Conflicts of Interest: The authors declare no potential conflicts of interest.

Figures

Figure 1
Figure 1. Summary of cohort and comparison to TCGA
A. Progression-free survival of MSKCC and TCGA cohorts. MSKCC cohort is split by low- and high-grade tumors. TCGA cohort displays the full cohort and those cases that progressed or recurred as an additional curve.
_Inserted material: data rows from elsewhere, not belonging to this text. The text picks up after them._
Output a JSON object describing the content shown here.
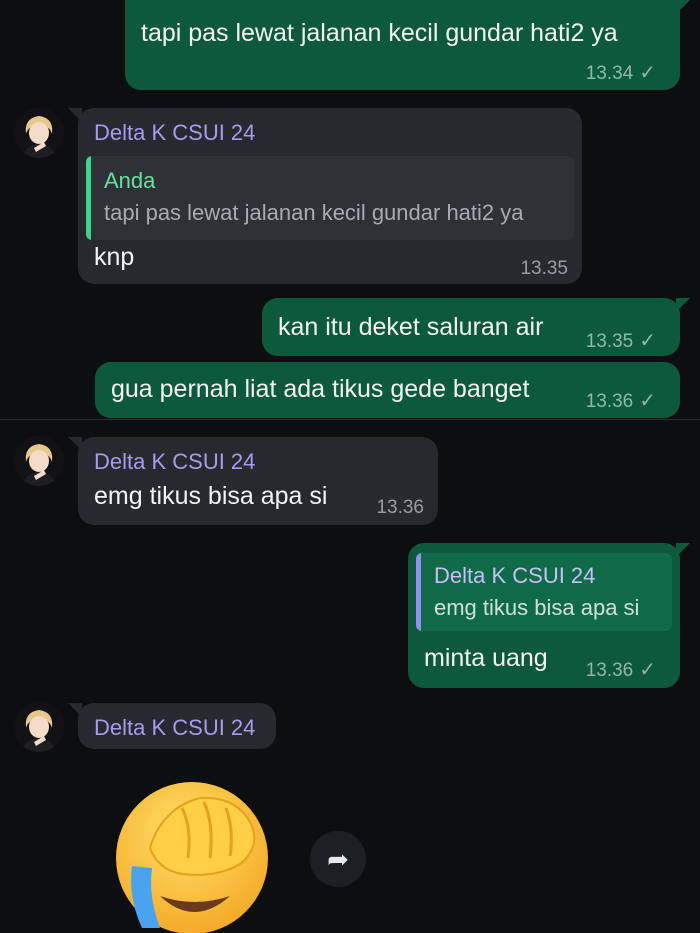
{
  "colors": {
    "background": "#0d0e10",
    "outgoing_bubble": "#0c5a3b",
    "incoming_bubble": "#26292d",
    "sender_name": "#a79bf0",
    "quote_self_accent": "#3dd58a",
    "quote_other_accent": "#9b8cf2"
  },
  "messages": [
    {
      "text": "tapi pas lewat jalanan kecil gundar hati2 ya",
      "time": "13.34",
      "status": "✓"
    },
    {
      "sender": "Delta K CSUI 24",
      "quote": {
        "name": "Anda",
        "text": "tapi pas lewat jalanan kecil gundar hati2 ya"
      },
      "text": "knp",
      "time": "13.35"
    },
    {
      "text": "kan itu deket saluran air",
      "time": "13.35",
      "status": "✓"
    },
    {
      "text": "gua pernah liat ada tikus gede banget",
      "time": "13.36",
      "status": "✓"
    },
    {
      "sender": "Delta K CSUI 24",
      "text": "emg tikus bisa apa si",
      "time": "13.36"
    },
    {
      "quote": {
        "name": "Delta K CSUI 24",
        "text": "emg tikus bisa apa si"
      },
      "text": "minta uang",
      "time": "13.36",
      "status": "✓"
    },
    {
      "sender": "Delta K CSUI 24",
      "sticker": "face-palm-crying-emoji"
    }
  ],
  "icons": {
    "avatar": "avatar-icon",
    "forward": "forward-icon",
    "read_check": "check-icon"
  }
}
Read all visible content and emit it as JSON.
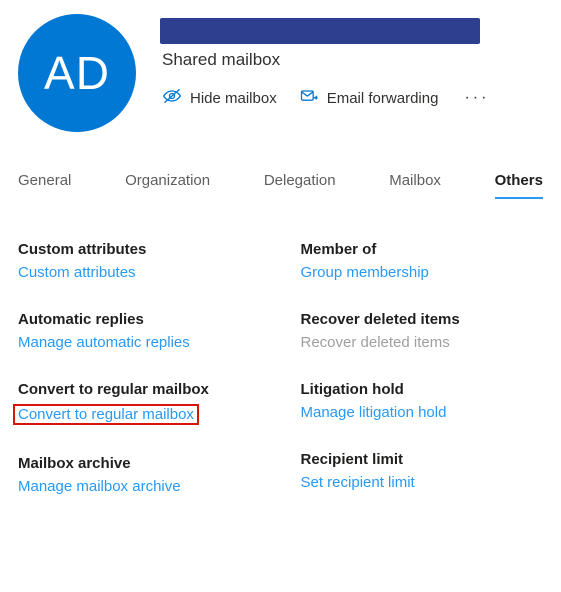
{
  "header": {
    "avatar_initials": "AD",
    "subtitle": "Shared mailbox",
    "actions": {
      "hide": "Hide mailbox",
      "forwarding": "Email forwarding"
    }
  },
  "tabs": {
    "general": "General",
    "organization": "Organization",
    "delegation": "Delegation",
    "mailbox": "Mailbox",
    "others": "Others"
  },
  "sections": {
    "custom_attributes": {
      "title": "Custom attributes",
      "link": "Custom attributes"
    },
    "automatic_replies": {
      "title": "Automatic replies",
      "link": "Manage automatic replies"
    },
    "convert": {
      "title": "Convert to regular mailbox",
      "link": "Convert to regular mailbox"
    },
    "archive": {
      "title": "Mailbox archive",
      "link": "Manage mailbox archive"
    },
    "member_of": {
      "title": "Member of",
      "link": "Group membership"
    },
    "recover": {
      "title": "Recover deleted items",
      "link": "Recover deleted items"
    },
    "litigation": {
      "title": "Litigation hold",
      "link": "Manage litigation hold"
    },
    "recipient": {
      "title": "Recipient limit",
      "link": "Set recipient limit"
    }
  },
  "colors": {
    "accent": "#0078d4",
    "link": "#2899f5",
    "highlight": "#d8150a"
  }
}
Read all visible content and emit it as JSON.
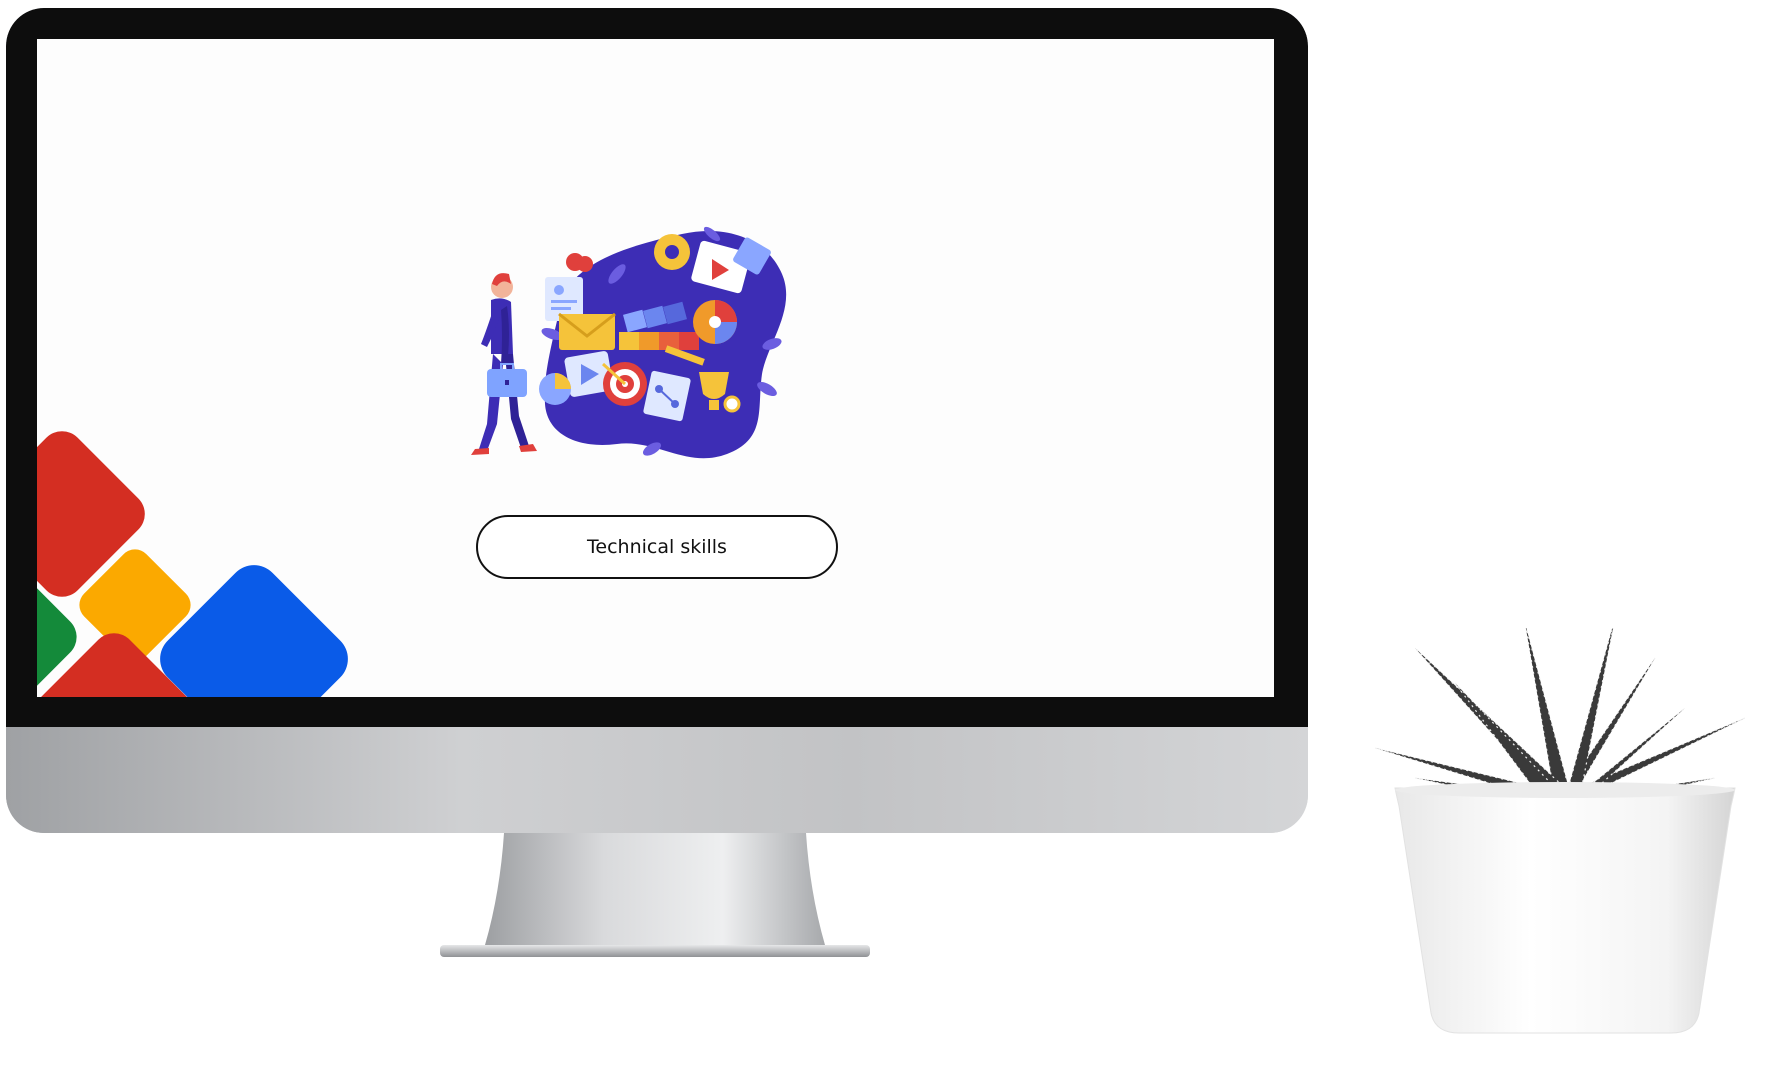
{
  "screen": {
    "button_label": "Technical skills"
  },
  "colors": {
    "tile_red": "#d42e22",
    "tile_yellow": "#fba900",
    "tile_green": "#148a3a",
    "tile_blue": "#0a5be8",
    "illustration_blob": "#3d2db5"
  },
  "icons": {
    "illustration": "walking-businessman-with-skills-collage-icon",
    "plant": "potted-succulent-plant-icon"
  }
}
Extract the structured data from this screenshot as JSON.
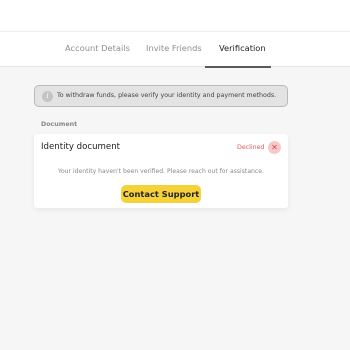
{
  "tabs": [
    {
      "label": "Account Details",
      "active": false
    },
    {
      "label": "Invite Friends",
      "active": false
    },
    {
      "label": "Verification",
      "active": true
    }
  ],
  "notice": {
    "icon": "info-icon",
    "text": "To withdraw funds, please verify your identity and payment methods."
  },
  "document_section": {
    "label": "Document",
    "item": {
      "title": "Identity document",
      "status": "Declined",
      "status_icon": "close-icon",
      "status_color": "#e0595a",
      "message": "Your identity haven't been verified. Please reach out for assistance.",
      "button_label": "Contact Support",
      "button_color": "#f6d23a"
    }
  }
}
B. Histology and grade comparison between MSKCC and TCGA cohorts. C. Oncoprint of genomic alterations of MSS samples split by histology and grade.
Figure 2
Figure 2. Mutational signatures
A. MSK-IMPACT sequencing mutational burden, split by clinical MMR-D IHC results, POLE cases identified by MSK-IMPACT sequencing; *includes one inconclusive result. MMR-D = mismatch repair deficient and MMR-P = mismatch repair proficient. B. MSIsensor scores for the full cohort. C. Signature decomposition of hyper-mutated cases. D. Signature decomposition of POLE-mutant cases.
Figure 3
Figure 3. Somatic copy number alterations in endometrial carcinomas
A. Clustering of SCNAs. B. Kaplan-Meier curves of progression free survival for each CN cluster.
Figure 4
Figure 4. Clinical actionability and genomic study matching
A. Number of actionable alterations by OncoKB level; *BRAF, BRCA1, CDK4, KIT each x1; FGFR3, MAP2K1 each x1. B. Rates of matching to genomically targeted therapy by each actionable gene. C. Copy number tumor/normal log ratio highlighting an ERBB2 amplification D. CT scans showing a complete response in a patient with ERBB2- amplified serous carcinoma enrolled to a study of trastuzumab emtansine.